According to Kafka's commitTransaction
documentation, commitTransaction
will fail with TimeoutException
if it doesn't receive a response in certain time
Note that this method will raise TimeoutException if the transaction cannot be committed before expiration of max.block.ms. Additionally, it will raise InterruptException if interrupted. It is safe to retry in either case, but it is not possible to attempt a different operation (such as abortTransaction) since the commit may already be in the progress of completing. If not retrying, the only option is to close the producer.
Consider an application in which a Kafka producer sends a group of records as Transaction A.
After the records have been successfully sent to the topic, Kafka producer will execute commitTransaction
.
Kafka cluster receives the commit transaction request and successfully commits records that are part of transaction A. Kafka cluster sends an acknowledgement regarding successful commit.

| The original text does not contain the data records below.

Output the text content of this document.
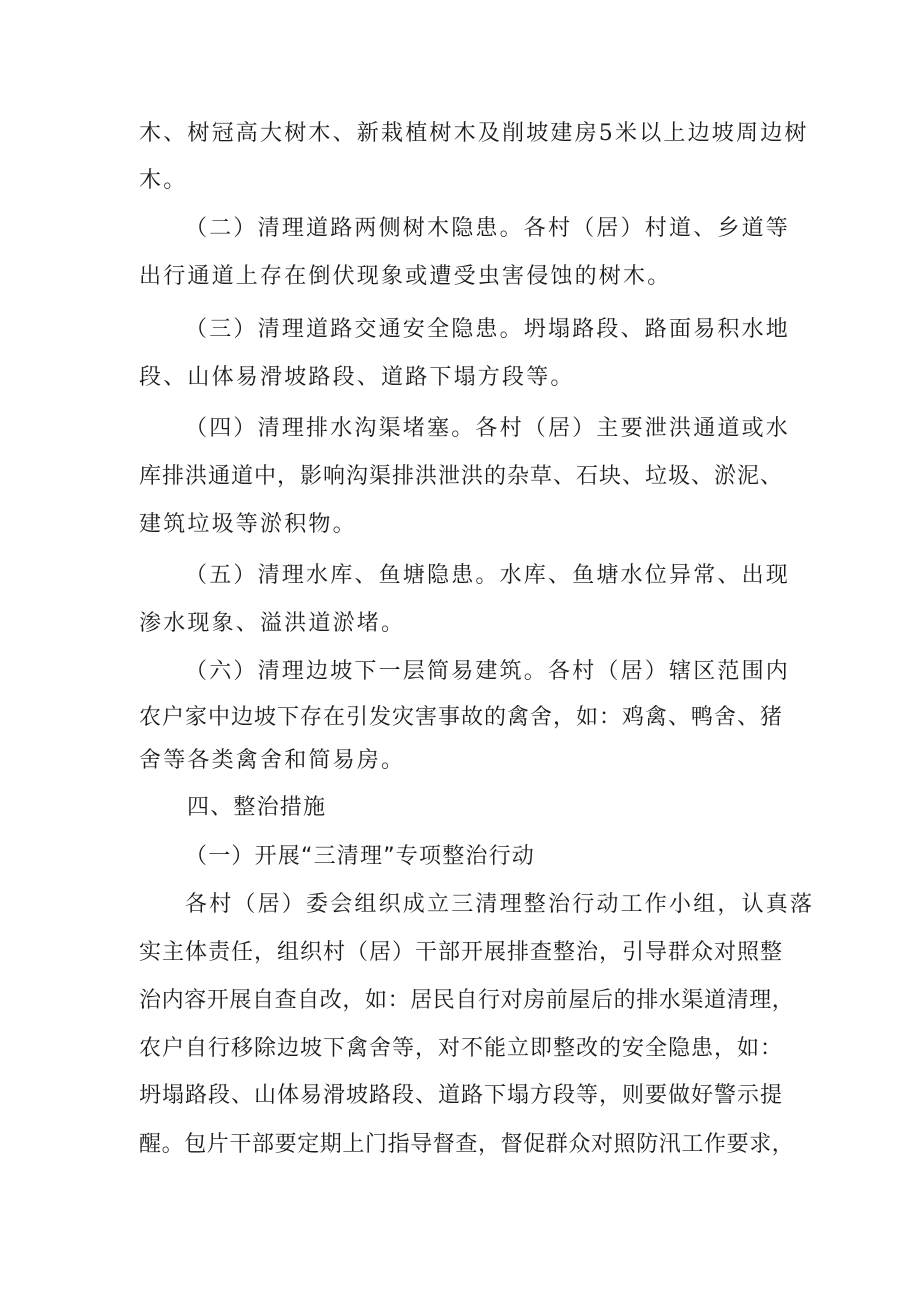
木、树冠高大树木、新栽植树木及削坡建房5米以上边坡周边树
木。
（二）清理道路两侧树木隐患。各村（居）村道、乡道等
出行通道上存在倒伏现象或遭受虫害侵蚀的树木。
（三）清理道路交通安全隐患。坍塌路段、路面易积水地
段、山体易滑坡路段、道路下塌方段等。
（四）清理排水沟渠堵塞。各村（居）主要泄洪通道或水
库排洪通道中，影响沟渠排洪泄洪的杂草、石块、垃圾、淤泥、
建筑垃圾等淤积物。
（五）清理水库、鱼塘隐患。水库、鱼塘水位异常、出现
渗水现象、溢洪道淤堵。
（六）清理边坡下一层简易建筑。各村（居）辖区范围内
农户家中边坡下存在引发灾害事故的禽舍，如：鸡禽、鸭舍、猪
舍等各类禽舍和简易房。
四、整治措施
（一）开展“三清理”专项整治行动
各村（居）委会组织成立三清理整治行动工作小组，认真落
实主体责任，组织村（居）干部开展排查整治，引导群众对照整
治内容开展自查自改，如：居民自行对房前屋后的排水渠道清理，
农户自行移除边坡下禽舍等，对不能立即整改的安全隐患，如：
坍塌路段、山体易滑坡路段、道路下塌方段等，则要做好警示提
醒。包片干部要定期上门指导督查，督促群众对照防汛工作要求，
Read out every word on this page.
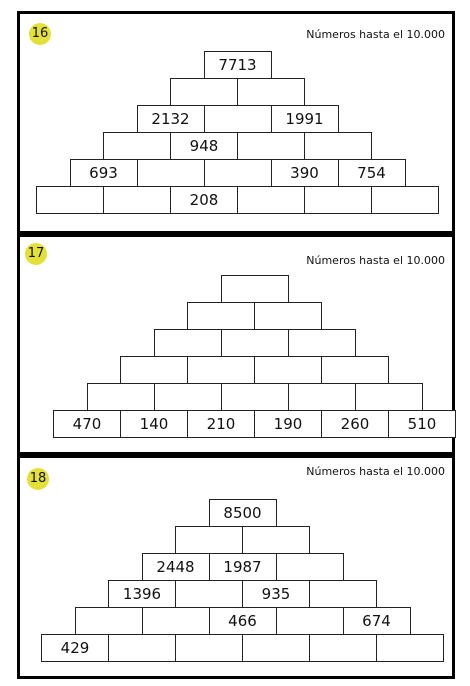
16	Números hasta el 10.000
7713
2132	1991
948
693	390	754
208
17	Números hasta el 10.000
470	140	210	190	260	510
18	Números hasta el 10.000
8500
2448	1987
1396	935
466	674
429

However, due to some issue this acknowledgement is lost, causing a Timeout
exception at Kafka producer's commitTransaction
call. Thus even though the records have been committed on Kafka cluster, from producer's perspective the commit failed.
Generally in such a scenario the application would retry sending the transaction A records in a new transaction B, but this would lead to duplication of records as they were already committed as part of transaction A.
Is the above described scenario possible?
How do you handle loss of commitTransaction
acknowledgement and the eventual duplication of records that is caused by it?